3.The Middle Ages as a barbaric age, a land of elementary and outlaw feelings. These are the Middle Ages of Frazetta’s fantasies, but, at a different level of complexity and obsession, they are also the Middle Ages of early Bergman. The same elementary passions could exist equally on the Phoenician coasts or in the desert of Gilgamesh. These ages are Dark par excellence, and Wagner’s Ring itself belongs to this dramatic sunset of reason. With only a slight distortion, one is asked to celebrate, on this earth of virile, brute force, the glories of a new Aryanism. It is a shaggy medievalism, and the shaggier its heroes, the more profoundly ideological its superficial naïveté.
4.The Middle Ages of Romanticism, with their stormy castles and their ghosts. Germane to the eastern cruelty of Vathek, these Middle Ages return in some contemporary space-operas, where it is enough to put computers in the dungeon to transform it into a starship.
6.The Middle Ages of national identities, so powerful again during the last century, when the medieval model was taken as a political utopia, a celebration of past grandeur, to be opposed to the miseries of national enslavement and foreign domination.

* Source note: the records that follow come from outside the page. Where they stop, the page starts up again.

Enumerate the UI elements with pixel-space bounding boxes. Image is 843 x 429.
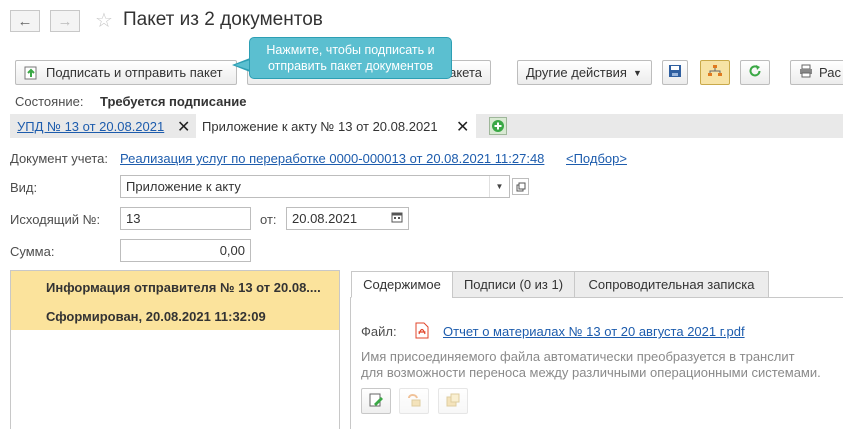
list-item-sender-info[interactable]: Информация отправителя № 13 от 20.08.... (46, 280, 321, 295)
sign-and-send-button[interactable]: Подписать и отправить пакет (15, 60, 237, 85)
save-button[interactable] (662, 60, 688, 85)
sum-label: Сумма: (10, 244, 55, 259)
state-value: Требуется подписание (100, 94, 247, 109)
sign-and-send-label: Подписать и отправить пакет (46, 65, 223, 80)
close-tab-appendix-icon[interactable]: ✕ (456, 117, 469, 137)
doc-tab-upd-label[interactable]: УПД № 13 от 20.08.2021 (17, 119, 164, 134)
favorite-star-icon[interactable]: ☆ (95, 8, 113, 33)
edit-pencil-icon (368, 392, 384, 411)
account-doc-label: Документ учета: (10, 151, 109, 166)
tab-signatures-label: Подписи (0 из 1) (463, 277, 564, 292)
open-kind-icon[interactable] (512, 178, 529, 195)
replace-file-button[interactable] (399, 388, 429, 414)
close-tab-upd-icon[interactable]: ✕ (177, 117, 190, 137)
from-label: от: (260, 212, 277, 227)
page-title: Пакет из 2 документов (123, 9, 323, 30)
back-button[interactable]: ← (10, 10, 40, 32)
outgoing-label: Исходящий №: (10, 212, 101, 227)
sum-field[interactable]: 0,00 (120, 239, 251, 262)
hint-line-1: Имя присоединяемого файла автоматически … (361, 349, 795, 364)
tab-content[interactable]: Содержимое (351, 271, 453, 298)
arrow-left-icon: ← (17, 12, 33, 30)
sum-value: 0,00 (219, 243, 245, 258)
pdf-file-icon (415, 322, 429, 342)
tooltip-line-2: отправить пакет документов (267, 59, 434, 73)
other-actions-label: Другие действия (526, 65, 627, 80)
sign-send-icon (24, 66, 38, 80)
hint-line-2: для возможности переноса между различным… (361, 365, 821, 380)
doc-tab-appendix[interactable]: Приложение к акту № 13 от 20.08.2021 (196, 114, 476, 138)
other-actions-button[interactable]: Другие действия ▼ (517, 60, 652, 85)
doc-tab-upd[interactable]: УПД № 13 от 20.08.2021 (17, 114, 164, 138)
file-label: Файл: (361, 324, 397, 339)
kind-field[interactable]: Приложение к акту (120, 175, 510, 198)
arrow-right-icon: → (57, 12, 73, 30)
tooltip-tail-inner (235, 60, 250, 70)
forward-button[interactable]: → (50, 10, 80, 32)
doc-tab-appendix-label: Приложение к акту № 13 от 20.08.2021 (202, 118, 438, 134)
tab-signatures[interactable]: Подписи (0 из 1) (452, 271, 575, 298)
printer-icon (799, 64, 813, 81)
kind-value: Приложение к акту (126, 179, 241, 194)
calendar-icon[interactable] (391, 211, 403, 226)
edit-file-button[interactable] (361, 388, 391, 414)
tab-cover-note-label: Сопроводительная записка (588, 277, 755, 292)
tab-cover-note[interactable]: Сопроводительная записка (574, 271, 769, 298)
copy-icon (445, 392, 461, 411)
load-file-icon (406, 392, 422, 411)
hint-tooltip: Нажмите, чтобы подписать и отправить пак… (249, 37, 452, 79)
tooltip-line-1: Нажмите, чтобы подписать и (266, 43, 435, 57)
add-document-icon[interactable] (489, 117, 507, 138)
structure-button[interactable] (700, 60, 730, 85)
pick-link[interactable]: <Подбор> (566, 151, 627, 166)
account-doc-link[interactable]: Реализация услуг по переработке 0000-000… (120, 151, 544, 166)
list-item-formed[interactable]: Сформирован, 20.08.2021 11:32:09 (46, 309, 266, 324)
attached-file-link[interactable]: Отчет о материалах № 13 от 20 августа 20… (443, 324, 745, 339)
copy-file-button[interactable] (438, 388, 468, 414)
dropdown-arrow-icon: ▼ (632, 67, 642, 78)
date-value: 20.08.2021 (292, 211, 358, 226)
outgoing-number-value: 13 (126, 211, 141, 226)
hierarchy-icon (707, 64, 723, 81)
floppy-disk-icon (668, 64, 682, 81)
outgoing-number-field[interactable]: 13 (120, 207, 251, 230)
print-button[interactable]: Рас (790, 60, 843, 85)
state-label: Состояние: (15, 94, 84, 109)
tab-content-label: Содержимое (363, 277, 441, 292)
refresh-icon (748, 64, 762, 81)
send-package-label: акета (449, 65, 482, 80)
refresh-button[interactable] (740, 60, 770, 85)
kind-label: Вид: (10, 180, 38, 195)
kind-dropdown-icon[interactable]: ▼ (489, 176, 509, 197)
tab-panel-left-border (350, 297, 351, 429)
print-label: Рас (819, 65, 841, 80)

7.The Middle Ages of Decadentism. Think, obviously, of the Pre-Raphaelite Brotherhood, think of Ruskin, but think also of Huysmans’ A rebours and of the ecstasies of Des Esseintes. The typical Italian version of this decadent Middle Ages is found in the neomedievalism of Giosuè Carducci and Gabriele D’Annunzio (though the former was not a fin-de-siècle decadent). At first an invention of intellectuals, it was then organically inserted into the project of nationalistic restoration and produced, in architecture and the visual arts, a lot of fakes, sometimes interesting and sometimes pathetic, in Italian cities.
8.The Middle Ages of philological reconstruction, which goes from Mabillon through Muratori up to the best of Gilson, to the rediscovery of the Acta Danicorum Philosophorum and to the Annales school. This philological attitude can be applied either to great historical events or to the imperceptibility of underlying social and technological structures, and to the forms of everyday life. Fortunately in this case no one would speak of “medieval fashion.” Not fully free from the curiosity of the mass media, these Middle Ages help us, nevertheless, to criticize all the other Middle Ages that at one time or another arouse our enthusiasm.
These Middle Ages lack sublimity, thank God, and thus look more “human.”